Le football a profondément changé de nature, y compris dans la place qu’il occupe au sein de la culture populaire. Son importance génère de nombreux effets pervers, aussi bien sur le terrain des valeurs qu’à travers le modèle que son élite professionnelle propose. Alors que les yeux seront tournés vers le Qatar, cette Coupe du monde du cauchemar social et écologique (lire pages suivantes), il ne faudrait pas oublier que l’évolution de ce sport ne date pas d’hier, et qu’elle s’observe également en France. Laurent-David Samama, journaliste et auteur du livre Footporn (éditions de L’Aube), nous propose de disséquer les tendances lourdes de la mutation du football au cœur de nos sociétés.
Dans votre ouvrage Footporn (ed. de L’Aube), vous évoquez l’évolution du football et le comparez au porno…
Laurent-David Samama : À l’origine, le football fut créé comme un jeu conçu pour divertir les fils de la bonne société anglaise. Rapidement, il est devenu ce sport joué aux quatre coins du globe, dont se sont emparés tous les peuples ou presque, toutes les strates de la société, jusqu’à devenir une expression populaire majeure. Vint ensuite cette phase business qui n’est pas encore terminée, mais il m’apparaissait intéressant de raconter le changement suivant, l’énième mutation du foot en spectacle. Comme si notre amour pour le ballon était soluble dans les codes de l’« entertainment », il faudrait que le football soit toujours plus divertissant, riche en émotions et en rebondissements. En un mot qu’il devienne forcément désirable. De là à y voir une pornographisation à l'œuvre, il n’y a qu’un pas. Il me semblait clair que le danger était de faire de ce sport un spectacle procurant au spectateur une jouissance obligatoire, à l’instar d’un film X pensé et imaginé pour faire jouir. Or le football que j’aime regarder est parfois lassant, souvent imparfait. Il ne doit surtout pas garantir des buts. Il peut aboutir à un 0-0. C’est un football normal, peut-être à l’ancienne, non-génétiquement modifié.
Le ballon rond impacte-t-il désormais l'ensemble de la société ?

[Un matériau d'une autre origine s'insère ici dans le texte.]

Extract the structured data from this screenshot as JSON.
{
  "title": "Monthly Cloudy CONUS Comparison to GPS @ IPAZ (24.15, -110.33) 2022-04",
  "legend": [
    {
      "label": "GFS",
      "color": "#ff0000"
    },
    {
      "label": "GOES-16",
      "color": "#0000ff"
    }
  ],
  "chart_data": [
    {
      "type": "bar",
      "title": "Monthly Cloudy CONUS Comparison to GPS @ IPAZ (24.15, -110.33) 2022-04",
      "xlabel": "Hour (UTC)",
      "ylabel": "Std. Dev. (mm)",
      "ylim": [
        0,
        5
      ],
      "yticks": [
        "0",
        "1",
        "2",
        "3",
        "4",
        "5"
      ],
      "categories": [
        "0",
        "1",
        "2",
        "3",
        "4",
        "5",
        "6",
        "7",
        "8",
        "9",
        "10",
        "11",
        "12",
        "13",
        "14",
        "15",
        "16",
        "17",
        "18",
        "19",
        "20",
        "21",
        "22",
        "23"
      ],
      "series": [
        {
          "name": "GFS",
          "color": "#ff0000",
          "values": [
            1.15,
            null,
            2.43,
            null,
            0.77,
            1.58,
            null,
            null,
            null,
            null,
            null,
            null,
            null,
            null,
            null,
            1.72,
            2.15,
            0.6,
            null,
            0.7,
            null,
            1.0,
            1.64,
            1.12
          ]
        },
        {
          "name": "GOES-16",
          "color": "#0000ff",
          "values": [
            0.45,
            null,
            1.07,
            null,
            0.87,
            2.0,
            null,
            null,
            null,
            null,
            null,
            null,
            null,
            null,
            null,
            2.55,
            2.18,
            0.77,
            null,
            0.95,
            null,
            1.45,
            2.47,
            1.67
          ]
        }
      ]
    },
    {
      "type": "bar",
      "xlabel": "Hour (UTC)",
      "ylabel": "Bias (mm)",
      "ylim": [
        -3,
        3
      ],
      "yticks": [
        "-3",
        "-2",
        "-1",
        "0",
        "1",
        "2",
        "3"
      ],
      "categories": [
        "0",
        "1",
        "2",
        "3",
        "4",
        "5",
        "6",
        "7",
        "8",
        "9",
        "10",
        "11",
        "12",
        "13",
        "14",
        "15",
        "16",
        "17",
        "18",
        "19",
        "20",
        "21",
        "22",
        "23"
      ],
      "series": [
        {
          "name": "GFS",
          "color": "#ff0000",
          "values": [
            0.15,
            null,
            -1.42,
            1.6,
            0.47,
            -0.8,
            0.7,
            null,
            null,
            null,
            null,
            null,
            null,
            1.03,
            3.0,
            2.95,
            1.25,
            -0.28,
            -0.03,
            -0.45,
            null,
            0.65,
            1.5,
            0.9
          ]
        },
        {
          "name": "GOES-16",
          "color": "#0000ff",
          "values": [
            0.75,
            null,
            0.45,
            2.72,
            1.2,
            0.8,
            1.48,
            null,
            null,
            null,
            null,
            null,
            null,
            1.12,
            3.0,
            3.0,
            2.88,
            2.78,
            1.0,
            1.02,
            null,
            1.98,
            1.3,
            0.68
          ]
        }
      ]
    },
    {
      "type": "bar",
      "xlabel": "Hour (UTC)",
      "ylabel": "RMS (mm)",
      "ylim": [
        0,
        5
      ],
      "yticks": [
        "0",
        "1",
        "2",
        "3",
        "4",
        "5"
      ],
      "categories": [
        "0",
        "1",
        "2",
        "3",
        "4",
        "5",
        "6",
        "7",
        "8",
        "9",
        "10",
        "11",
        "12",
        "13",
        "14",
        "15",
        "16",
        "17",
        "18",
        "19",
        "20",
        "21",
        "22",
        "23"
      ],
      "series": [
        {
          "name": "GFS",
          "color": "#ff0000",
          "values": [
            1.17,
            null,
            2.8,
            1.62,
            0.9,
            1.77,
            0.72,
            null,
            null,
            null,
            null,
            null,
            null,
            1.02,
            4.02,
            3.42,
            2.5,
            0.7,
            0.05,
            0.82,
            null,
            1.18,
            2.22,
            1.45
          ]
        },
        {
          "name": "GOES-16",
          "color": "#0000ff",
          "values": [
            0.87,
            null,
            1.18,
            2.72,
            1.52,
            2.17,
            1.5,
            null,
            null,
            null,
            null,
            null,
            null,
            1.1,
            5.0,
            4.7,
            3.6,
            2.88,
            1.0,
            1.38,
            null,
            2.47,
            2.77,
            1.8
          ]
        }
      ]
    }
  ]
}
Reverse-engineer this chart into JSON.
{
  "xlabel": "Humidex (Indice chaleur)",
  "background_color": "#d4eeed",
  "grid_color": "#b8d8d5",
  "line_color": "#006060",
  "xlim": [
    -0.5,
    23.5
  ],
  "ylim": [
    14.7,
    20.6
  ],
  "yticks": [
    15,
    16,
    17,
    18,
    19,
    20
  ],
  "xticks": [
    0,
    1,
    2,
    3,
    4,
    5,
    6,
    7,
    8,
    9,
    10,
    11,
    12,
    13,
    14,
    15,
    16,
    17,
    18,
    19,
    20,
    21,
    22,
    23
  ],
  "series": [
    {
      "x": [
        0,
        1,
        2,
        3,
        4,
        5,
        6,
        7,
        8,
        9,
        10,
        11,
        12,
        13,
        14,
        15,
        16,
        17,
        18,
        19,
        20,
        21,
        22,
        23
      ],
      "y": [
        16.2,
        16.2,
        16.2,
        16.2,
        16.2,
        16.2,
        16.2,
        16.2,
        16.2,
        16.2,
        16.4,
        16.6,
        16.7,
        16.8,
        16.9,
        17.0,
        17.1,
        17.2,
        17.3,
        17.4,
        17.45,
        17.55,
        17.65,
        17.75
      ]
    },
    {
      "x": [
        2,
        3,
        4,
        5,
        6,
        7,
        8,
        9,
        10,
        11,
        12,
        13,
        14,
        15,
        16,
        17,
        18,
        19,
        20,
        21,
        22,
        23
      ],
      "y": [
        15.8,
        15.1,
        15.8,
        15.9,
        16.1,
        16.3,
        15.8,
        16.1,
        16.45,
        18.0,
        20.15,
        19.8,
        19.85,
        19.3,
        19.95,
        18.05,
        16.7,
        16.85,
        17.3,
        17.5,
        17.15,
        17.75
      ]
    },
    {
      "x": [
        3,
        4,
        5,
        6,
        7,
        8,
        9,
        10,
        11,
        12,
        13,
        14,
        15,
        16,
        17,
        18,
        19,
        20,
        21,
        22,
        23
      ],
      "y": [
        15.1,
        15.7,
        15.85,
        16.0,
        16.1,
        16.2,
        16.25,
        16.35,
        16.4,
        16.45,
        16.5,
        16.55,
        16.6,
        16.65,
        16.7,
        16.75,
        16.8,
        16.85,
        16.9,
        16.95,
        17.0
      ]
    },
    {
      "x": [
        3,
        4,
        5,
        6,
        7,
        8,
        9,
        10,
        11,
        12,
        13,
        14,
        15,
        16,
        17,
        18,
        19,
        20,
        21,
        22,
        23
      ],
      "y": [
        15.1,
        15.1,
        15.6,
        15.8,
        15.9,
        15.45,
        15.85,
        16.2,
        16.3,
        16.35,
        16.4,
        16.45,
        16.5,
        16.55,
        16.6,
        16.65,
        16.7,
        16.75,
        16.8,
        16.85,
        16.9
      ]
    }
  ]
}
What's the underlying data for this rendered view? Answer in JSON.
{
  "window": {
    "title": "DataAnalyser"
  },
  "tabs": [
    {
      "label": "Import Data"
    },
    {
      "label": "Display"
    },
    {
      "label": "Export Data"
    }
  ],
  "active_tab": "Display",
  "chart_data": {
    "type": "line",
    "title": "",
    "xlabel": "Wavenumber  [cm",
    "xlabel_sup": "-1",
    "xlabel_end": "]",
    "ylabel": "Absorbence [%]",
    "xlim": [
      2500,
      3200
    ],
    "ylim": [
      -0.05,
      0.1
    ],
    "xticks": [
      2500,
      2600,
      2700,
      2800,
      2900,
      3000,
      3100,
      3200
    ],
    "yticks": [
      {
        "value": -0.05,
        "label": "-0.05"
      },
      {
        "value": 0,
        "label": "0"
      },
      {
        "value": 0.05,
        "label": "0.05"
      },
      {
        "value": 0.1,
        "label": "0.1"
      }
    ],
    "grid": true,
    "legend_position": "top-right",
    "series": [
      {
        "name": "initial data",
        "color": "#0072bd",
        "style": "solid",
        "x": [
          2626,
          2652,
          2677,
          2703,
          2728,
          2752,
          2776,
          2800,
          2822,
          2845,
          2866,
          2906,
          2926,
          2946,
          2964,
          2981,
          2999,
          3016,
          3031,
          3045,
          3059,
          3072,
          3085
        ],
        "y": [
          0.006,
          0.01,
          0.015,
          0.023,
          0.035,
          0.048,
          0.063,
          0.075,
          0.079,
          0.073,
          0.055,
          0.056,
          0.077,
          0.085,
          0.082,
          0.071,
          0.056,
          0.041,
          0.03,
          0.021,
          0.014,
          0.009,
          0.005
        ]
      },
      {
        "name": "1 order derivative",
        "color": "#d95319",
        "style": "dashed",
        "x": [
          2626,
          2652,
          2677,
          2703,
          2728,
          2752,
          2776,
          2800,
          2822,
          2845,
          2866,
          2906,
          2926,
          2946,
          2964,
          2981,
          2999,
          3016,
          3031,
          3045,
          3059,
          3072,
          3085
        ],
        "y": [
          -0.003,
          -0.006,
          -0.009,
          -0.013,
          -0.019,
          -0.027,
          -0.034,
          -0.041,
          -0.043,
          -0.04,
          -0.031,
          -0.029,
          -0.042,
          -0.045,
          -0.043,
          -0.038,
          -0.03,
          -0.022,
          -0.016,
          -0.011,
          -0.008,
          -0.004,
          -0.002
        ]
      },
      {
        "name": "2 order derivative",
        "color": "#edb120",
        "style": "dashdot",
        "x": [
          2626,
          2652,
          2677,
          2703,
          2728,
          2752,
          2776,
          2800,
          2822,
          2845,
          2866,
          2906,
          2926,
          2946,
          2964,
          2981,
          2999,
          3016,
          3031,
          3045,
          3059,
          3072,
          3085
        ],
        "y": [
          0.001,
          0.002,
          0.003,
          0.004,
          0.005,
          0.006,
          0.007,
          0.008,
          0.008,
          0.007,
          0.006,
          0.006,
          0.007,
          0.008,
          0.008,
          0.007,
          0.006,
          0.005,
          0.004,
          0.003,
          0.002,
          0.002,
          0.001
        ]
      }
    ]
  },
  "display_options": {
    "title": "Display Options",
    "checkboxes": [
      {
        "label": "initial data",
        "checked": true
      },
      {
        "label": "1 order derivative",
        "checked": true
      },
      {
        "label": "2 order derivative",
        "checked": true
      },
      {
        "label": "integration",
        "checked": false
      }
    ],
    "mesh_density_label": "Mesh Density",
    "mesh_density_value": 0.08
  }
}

Laurent-David Samama : Je pense que le football revêt désormais une importance sociale et politique de premier ordre. Je n’ai que 35 ans, mais je me souviens que, dans les années 1990, le football en France était un fait périphérique. Il y avait certes de vrais passionnés et des villes de foot, mais rien de si déterminant qu’à l’heure actuelle. A notre époque, toute la France a un avis sur Benzema, sur Mbappé, sur Jean-Michel Aulas, sur l’ambiance au Vélodrome et les ambitions du PSG. On se cale pour le meilleur et pour le pire, sur l’euphorie et la surenchère italienne ou espagnole. Mais, parfois, trop de foot tue le foot. Dans Footporn, je raconte l’expérience de chercheurs anglais comptabilisant le nombre de matchs diffusés sur une semaine à la télévision. Près de 80 et parfois même 100 quand toutes les coupes continentales se jouent. C’est trop, et cela crée un effet de saturation. Voilà donc le glissement : le football est devenu un tel bien de consommation que le filon est exploité jusqu’à plus soif. On crée sans cesse de nouvelles compétitions, on envisage de jouer la Coupe du monde tous les deux ans plutôt que tous les quatre ans. Là encore, dans ce toujours plus (de matchs, de buts, de jouissance sportive), on peut voir une pornographisation…
Le foot amateur est-il « contaminé » par cette évolution ?
Laurent-David Samama : En bon pessimiste, il me semblerait que oui, même si rien n’est inéluctable. Les valeurs du foot amateur semblent tenir bon, mais la contagion est néanmoins là. Les jeunes imitent souvent ce qu’ils voient à la télé. Mbappé parlait de la responsabilité qu’il a lorsqu’il porte le maillot du PSG et de l’équipe de France. Il incarne quelque chose de si immense et de tellement observé que le moindre dérapage serait sur-commenté. Ce que l’on observe partout, c’est tout de même plus de violence et de nervosité sur les terrains amateurs, entre les équipes qui s’affrontent et envers les arbitres également. Soit les mêmes maux qui imprègnent toute notre société. Autre sujet de préoccupation : la pression qui pèse désormais sur les jeunes pépites, dès leur plus jeune âge. Le football est devenu un tel tremplin social qu’il permet à un joueur professionnel de faire vivre toute une famille ainsi qu’une myriade d’amis, d’agents et de conseillers. Cela pèse lourd, sitôt que l’on entrevoit la possibilité d’envoyer son enfant en centre de formation. La solution serait de sanctuariser le foot amateur. De lui permettre de viser l’épanouissement de tous plutôt que la performance de quelques-uns.